Im Jahr 2017 gab es in Deutschland rund 4.200 minderjährige Selbstständige, davon 1.350 Neuzugänge. Diese Zahl umfasst sowohl echte Gründungen als auch Vermögensübertragungen, etwa durch Erbschaften.
Schätzungen des Instituts für Mittelstandsforschung in Bonn gehen davon aus, dass jährlich zwischen 290 und 610 tatsächliche Unternehmensgründungen von Minderjährigen erfolgen, bei denen sie auch das Geschäft führen. Die große Spannweite entsteht durch die Unsicherheit, wie viele der Neuzugänge echte Gründungen und wie viele lediglich Vermögensübertragungen sind.
Positive Eltern-Haltung fördert Gründungen
Die meisten jungen Gründer seien zwischen 15 und 17 Jahre alt und vorwiegend männlich, berichtet Teita Bijedić-Krumm.

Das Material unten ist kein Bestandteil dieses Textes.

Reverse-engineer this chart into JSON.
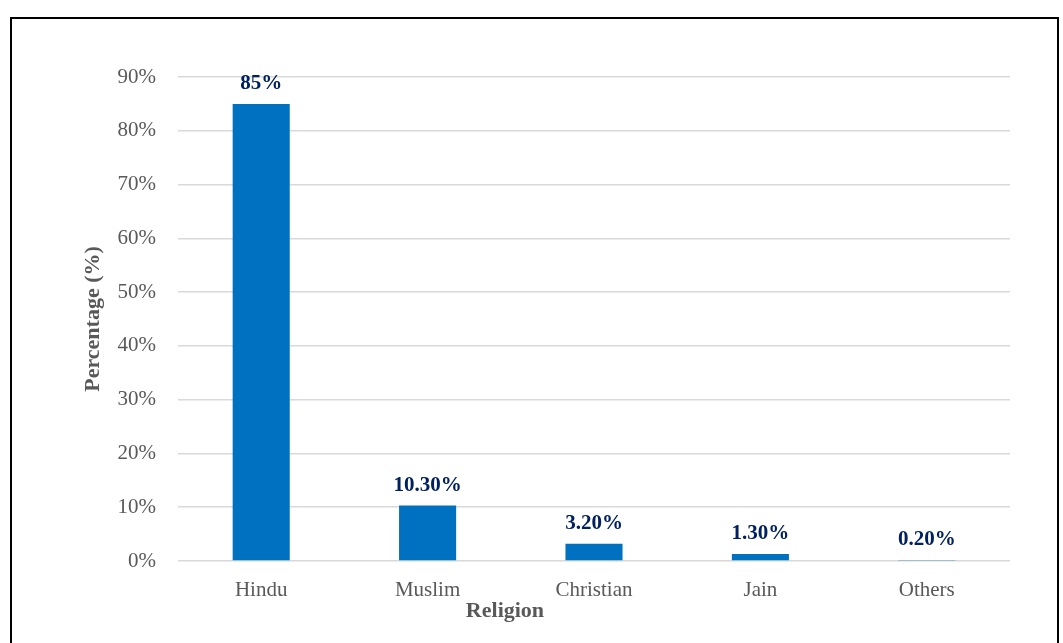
{
  "chart_data": {
    "type": "bar",
    "categories": [
      "Hindu",
      "Muslim",
      "Christian",
      "Jain",
      "Others"
    ],
    "values": [
      85,
      10.3,
      3.2,
      1.3,
      0.2
    ],
    "color": "#0070c0",
    "value_labels": [
      "85%",
      "10.30%",
      "3.20%",
      "1.30%",
      "0.20%"
    ],
    "xlabel": "Religion",
    "ylabel": "Percentage (%)",
    "ylim": [
      0,
      90
    ],
    "yticks": [
      {
        "value": 0,
        "label": "0%"
      },
      {
        "value": 10,
        "label": "10%"
      },
      {
        "value": 20,
        "label": "20%"
      },
      {
        "value": 30,
        "label": "30%"
      },
      {
        "value": 40,
        "label": "40%"
      },
      {
        "value": 50,
        "label": "50%"
      },
      {
        "value": 60,
        "label": "60%"
      },
      {
        "value": 70,
        "label": "70%"
      },
      {
        "value": 80,
        "label": "80%"
      },
      {
        "value": 90,
        "label": "90%"
      }
    ],
    "grid": "y"
  }
}
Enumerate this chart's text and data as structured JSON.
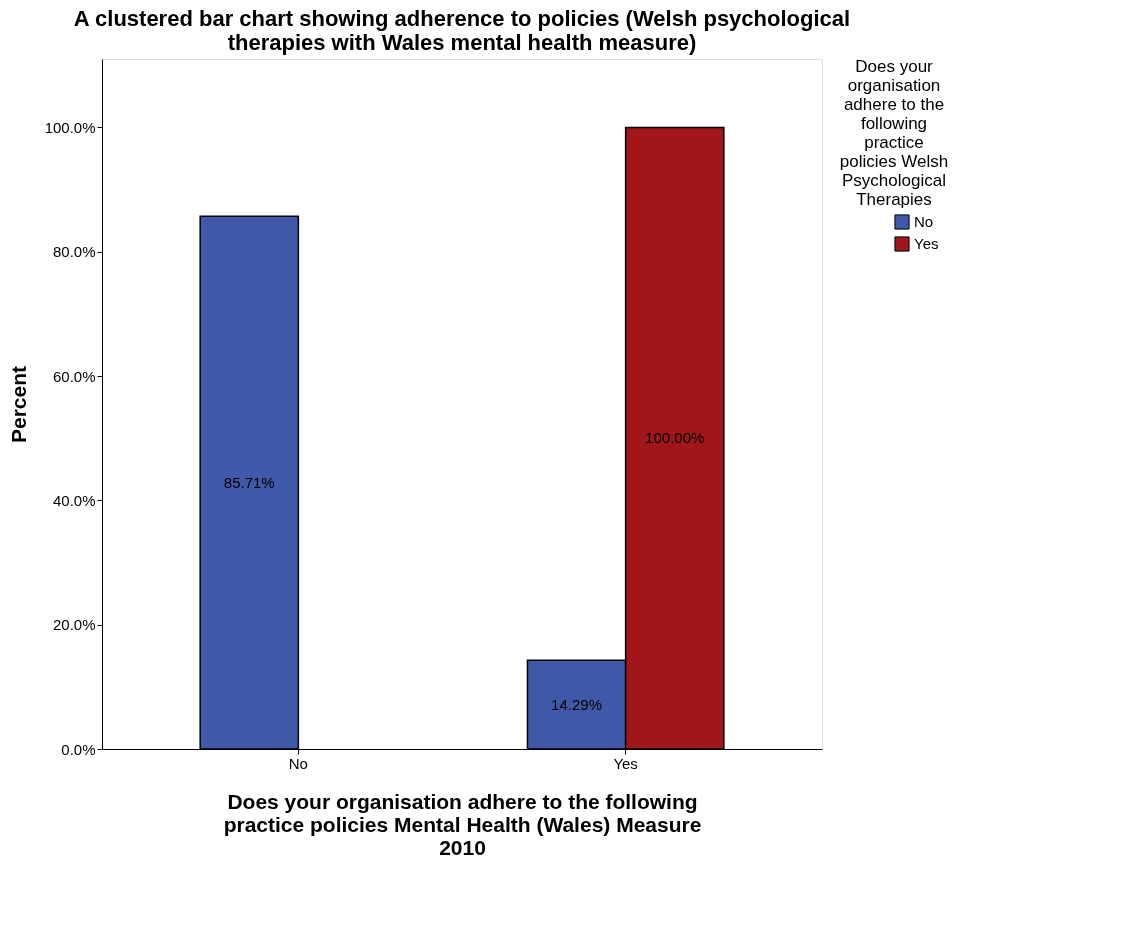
{
  "chart_data": {
    "type": "bar",
    "title": "A clustered bar chart showing adherence to policies (Welsh psychological therapies with Wales mental health measure)",
    "xlabel": "Does your organisation adhere to the following practice policies Mental Health (Wales) Measure 2010",
    "ylabel": "Percent",
    "legend_title": "Does your organisation adhere to the following practice policies Welsh Psychological Therapies",
    "categories": [
      "No",
      "Yes"
    ],
    "series": [
      {
        "name": "No",
        "color": "#3f58a8",
        "values": [
          85.71,
          14.29
        ],
        "value_labels": [
          "85.71%",
          "14.29%"
        ]
      },
      {
        "name": "Yes",
        "color": "#a0161a",
        "values": [
          null,
          100
        ],
        "value_labels": [
          null,
          "100.00%"
        ]
      }
    ],
    "ylim": [
      0,
      111
    ],
    "yticks": [
      {
        "value": 0,
        "label": "0.0%"
      },
      {
        "value": 20,
        "label": "20.0%"
      },
      {
        "value": 40,
        "label": "40.0%"
      },
      {
        "value": 60,
        "label": "60.0%"
      },
      {
        "value": 80,
        "label": "80.0%"
      },
      {
        "value": 100,
        "label": "100.0%"
      }
    ],
    "grid": false,
    "legend": "top right"
  }
}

Zudem seien sie meist überdurchschnittlich gut in der Schule.
"Wir sehen auch, dass sie aus einem eher bildungsnahen Elternhaus kommen." Die Eltern würden manchmal auch selbst über unternehmerische Erfahrung verfügen, so Bijedić-Krumm. Das sei aber gar nicht der entscheidende Punkt.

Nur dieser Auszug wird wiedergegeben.